An exhibition at the Guildhall Library is currently highlighting a moderately short-lived period of London’s history, the history of commercial market gardening.
The City of London has long been fed by imports from the surrounding countryside, but the expansion of the urban area just before the arrival of the railways allowed a short-lived period of commercial “market gardens” to spring up around the South-West of London.
As cargos were shipped into London, the otherwise empty wagons would cart way the waste of the city, and organic waste was taken to the farms.
The late 18th and 19th centuries saw the emergence of intensive cultivation, and the use of enormous amounts of manure from the motor car of their time, the asses and horses and “night soil” — basically human waste — to fertilize the farms.
London was literally fed on the fruits of its own shit.

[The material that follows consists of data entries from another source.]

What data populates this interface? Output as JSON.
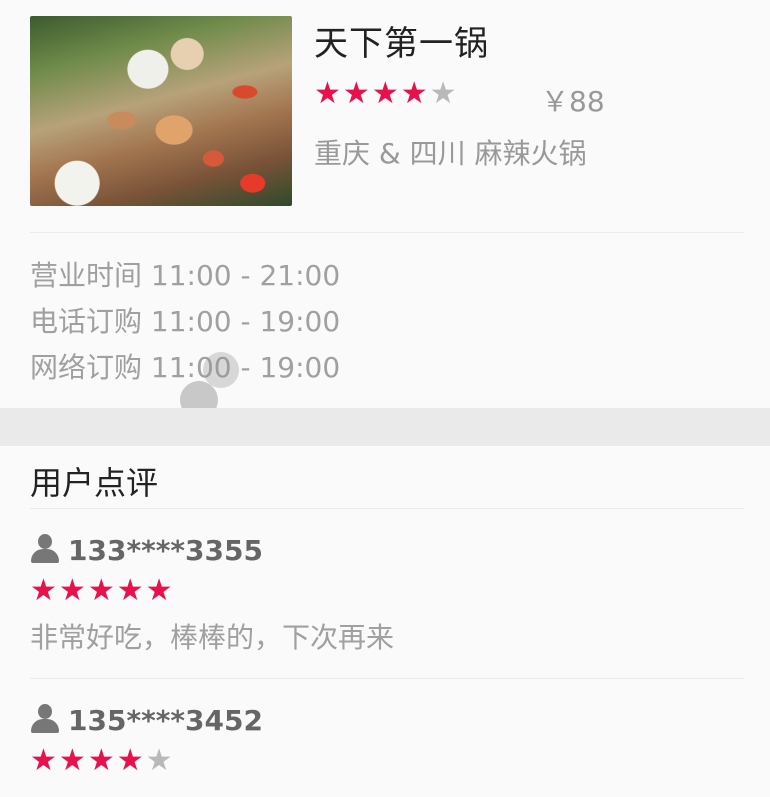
{
  "shop": {
    "name": "天下第一锅",
    "rating": 4,
    "max_rating": 5,
    "price": "￥88",
    "category": "重庆 & 四川 麻辣火锅",
    "photo_icon": "food-photo"
  },
  "hours": {
    "items": [
      {
        "label": "营业时间 11:00 - 21:00"
      },
      {
        "label": "电话订购 11:00 - 19:00"
      },
      {
        "label": "网络订购 11:00 - 19:00"
      }
    ]
  },
  "reviews": {
    "title": "用户点评",
    "items": [
      {
        "user": "133****3355",
        "rating": 5,
        "text": "非常好吃，棒棒的，下次再来"
      },
      {
        "user": "135****3452",
        "rating": 4,
        "text": ""
      }
    ]
  },
  "colors": {
    "star_on": "#e8114c",
    "star_off": "#b9b9b9",
    "muted_text": "#a0a0a0",
    "band": "#eaeaea"
  }
}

The areas of Twickenham, Hampton and Hounslow were a particular hot-bed of these market gardens — called gardens not due to their size, but because that was the traditional name for a vegetable plot.
These gardens fed the city, but also created temporary work for city workers during harvest times, money and sunshine for people often denied both. Despite working days that could start at 3am and finish at 9pm, so high was the demand for harvest labour that each summer, the so-called “Welsh Women” would walk the 200 miles to come to London to work in the fields.
In the early 18th century, deliveries were often by foot, to avoid road tolls, and a farm-hand could walk the 10-miles from farm to Covent Garden 3 times a day.
It was the arrival of the railways in 1848 that made it possible to deliver food cheaply to the city before it wasted, but it was the arrival of refrigeration that enabled longer journeys and the expansion of human population expanded urban landscapes to push farms ever further away from their consumers.
Now, food comes from everywhere and all year round. The market gardens that for while supplied the plates of London are all but lost, save echoes in the names of streets and housing plots.
The exhibition is a mix of display boards, some objects and also a collection of old books aimed at the emerging commercial food grower.
It’s at the Guildhall Library and is open until 24th June. Entry is free.